In some places, judges' caution can be explained.
For example, at first glance it may seem as though an adherence to tradition reigns in Harris County, Texas, where magistrates release only about 5 percent of people on the nonfinancial personal signature of a third party. But judicial observers say that there was a time when release rates were higher in the Houston area. They trace the start of a decline in release rates to an ad campaign financed a decade ago by a conservative lobbyist group. Full-page newspaper ads showed photos of defendants who'd been given bail, with headlines such as "Your Tax Dollars Released This Person."
Carol Oeller, who has headed Harris County Pretrial Services for 13 years and worked in the field for 33 years, still believes that she's providing a crucial service. Judges trust her agency's supervision and rely on the information her agency provides to make their bonding decisions, even though they follow it only 30 percent of the time, she says.
Most people see common sense on both sides of the issue, Ms. Oeller says, recalling how she had heard a bail bondsman say that if someone is willing to pay him to release an inmate, it's an indicator of lower risk. "It makes intuitive sense," she says. And she has overheard others talk about public safety and how dangerous inmates shouldn't be able to buy their way out of jail. "And people will say, 'Yeah, you're right.' "
Pretrial services help judges assess risk
In New Orleans, where a pretrial services program began last spring, the operative posture seems to be one of caution.
The biggest worry for any judge is that he or she will release someone out on the street who will reoffend or turn violent.

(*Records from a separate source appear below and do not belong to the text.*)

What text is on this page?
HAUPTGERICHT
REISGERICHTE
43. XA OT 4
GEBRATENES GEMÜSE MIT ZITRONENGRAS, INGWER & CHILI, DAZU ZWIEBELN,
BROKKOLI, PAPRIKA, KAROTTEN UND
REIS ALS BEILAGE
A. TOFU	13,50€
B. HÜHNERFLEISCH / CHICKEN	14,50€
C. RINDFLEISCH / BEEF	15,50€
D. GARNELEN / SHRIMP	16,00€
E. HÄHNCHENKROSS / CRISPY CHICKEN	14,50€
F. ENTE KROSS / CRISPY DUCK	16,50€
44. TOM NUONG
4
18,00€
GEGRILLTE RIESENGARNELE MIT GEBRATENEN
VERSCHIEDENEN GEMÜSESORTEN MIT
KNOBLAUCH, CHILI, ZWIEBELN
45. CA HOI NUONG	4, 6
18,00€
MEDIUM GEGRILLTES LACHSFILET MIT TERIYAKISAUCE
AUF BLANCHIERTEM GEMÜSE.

Those cases can haunt a judge: the armed robber who's released and shoots his next victim, the mentally ill defendant who goes home and kills his mother.
To date, no one has held a press conference decrying a judge because he did not release a defendant who posed no risk to the public.
Chief Magistrate Judge Gerard Hansen, who's presided on the Orleans Parish Court for 38 years, says that he's grateful for the additional information he gets from the Vera Institute of Justice, the justice policy nonprofit that runs the new pretrial services program for his court.
The district attorney has for years provided the magistrate with criminal records of defendants, he says. "But unless I asked the defendant directly, I didn't have any information about employment, stability, and mental health or whether he was living with family or children," Judge Hansen says. He wasn't able – as Vera staff is – to get reliable, independently confirmed employment and family situation information before the magistrate hearing, he says.
Recently, Vera began screening defendants for diversion programs right away. If that had been in place earlier this year, Richardson might have been released immediately, with orders to check in the next day at the district attorney's office.
Still, there are times, Hansen says, when Vera's staff will tell him that someone ranks, say, a 7 as a risk for release, but he believes that they pose a higher risk, maybe closer to an 11. At that point, he defers to himself.
"I'll follow my instincts," Hansen says. "I've been doing it longer. And I've been living here longer."
• The editor of this article received a fellowship – involving paid travel to New Orleans and a two-day course on the topic of pretrial reform – sponsored by the Center on Media,Crime & Justice at the John Jay College of Criminal Justice.